Os sapatos do palhaço
Dora Almeida
Desde pequeno era o cara da piada pronta, do riso fácil, espirituoso como poucos. O pai queria que fosse advogado, como ele, homem sisudo, estudioso das leis, sempre encontrando nelas uma brecha para defender seus clientes. Sério, respeitadíssimo, ninguém entendia a quem o guri tinha puxado. Ao pai é que não era.
Ator nato, organizava peças teatrais na escola ou na garagem de casa com a criançada da vizinhança. Nas comédias ele era o diretor, o roteirista e também o ator principal, o que lhe garantia muitos aplausos. Fazia palhaçadas, mas nunca havia pensado em ser o palhaço, embora o pai o rotulasse sempre assim – em vez de palhaçadas deverias estudar mais, não vais ganhar nada com essas piadas sem graça.
Um dia, com a chegada de um circo na cidade, o menino se encantou com a troupe. Começou a imitá-los. O dono do circo ficou sabendo da arte do pequeno morador e o levou para se apresentar no circo. Conseguiu-lhe uma roupa, mas faltavam os sapatos. Ele não teve dúvidas, pensou logo naqueles que o pai usava somente em ocasiões importantes. Eram de cromo alemão, pretos e de bico fino. Em seus pés pequenos ficaram perfeitos.
À noite, o respeitável público o aplaudiu de pé.
Na volta para casa, teve a infelicidade de tropeçar e cair numa poça de barro. Limpou como pode os sapatos novos do pai, agora enlameados e praticamente destruídos. Dia seguinte, o pai procura o par para ir ao Fórum. Quando os encontra fica furioso – esse guri não vai ser nada na vida, imagina só, querer ser palhaço e ainda por cima destruiu meus sapatos de cromo alemão.

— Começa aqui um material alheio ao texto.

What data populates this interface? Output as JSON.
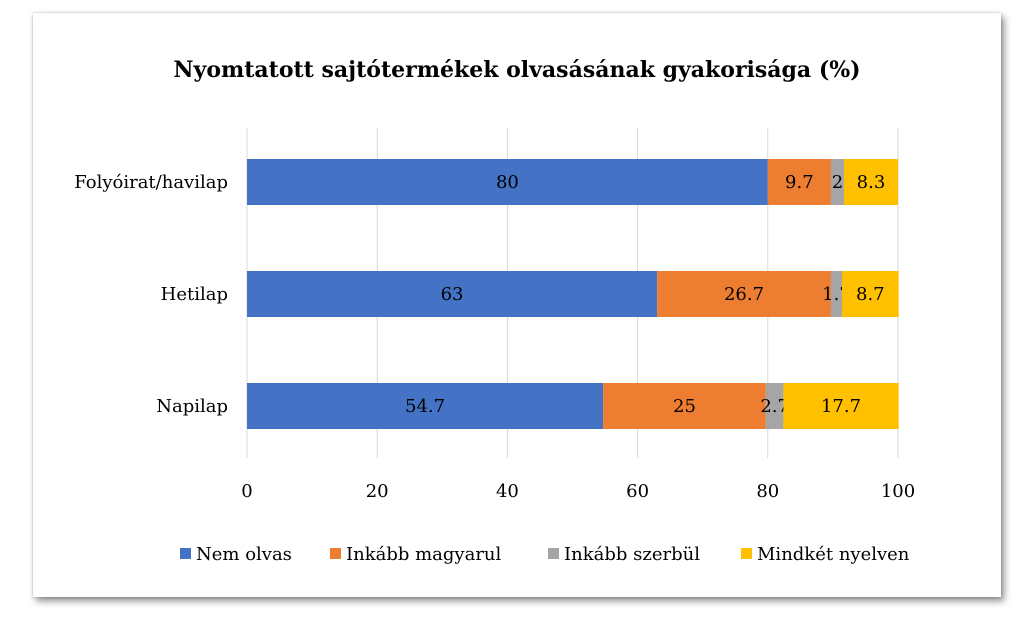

O tempo passou, o menino cresceu, trabalhou em circo, teatro, cinema e televisão. Ficou famoso. Não havia quem não o conhecesse e admirasse.
Final de ano, estreia de sua nova peça, Os sapatos do palhaço.
Casa lotada. Na primeira fila, o pai, aplaudindo em pé e usando sapatos pretos, de cromo alemão.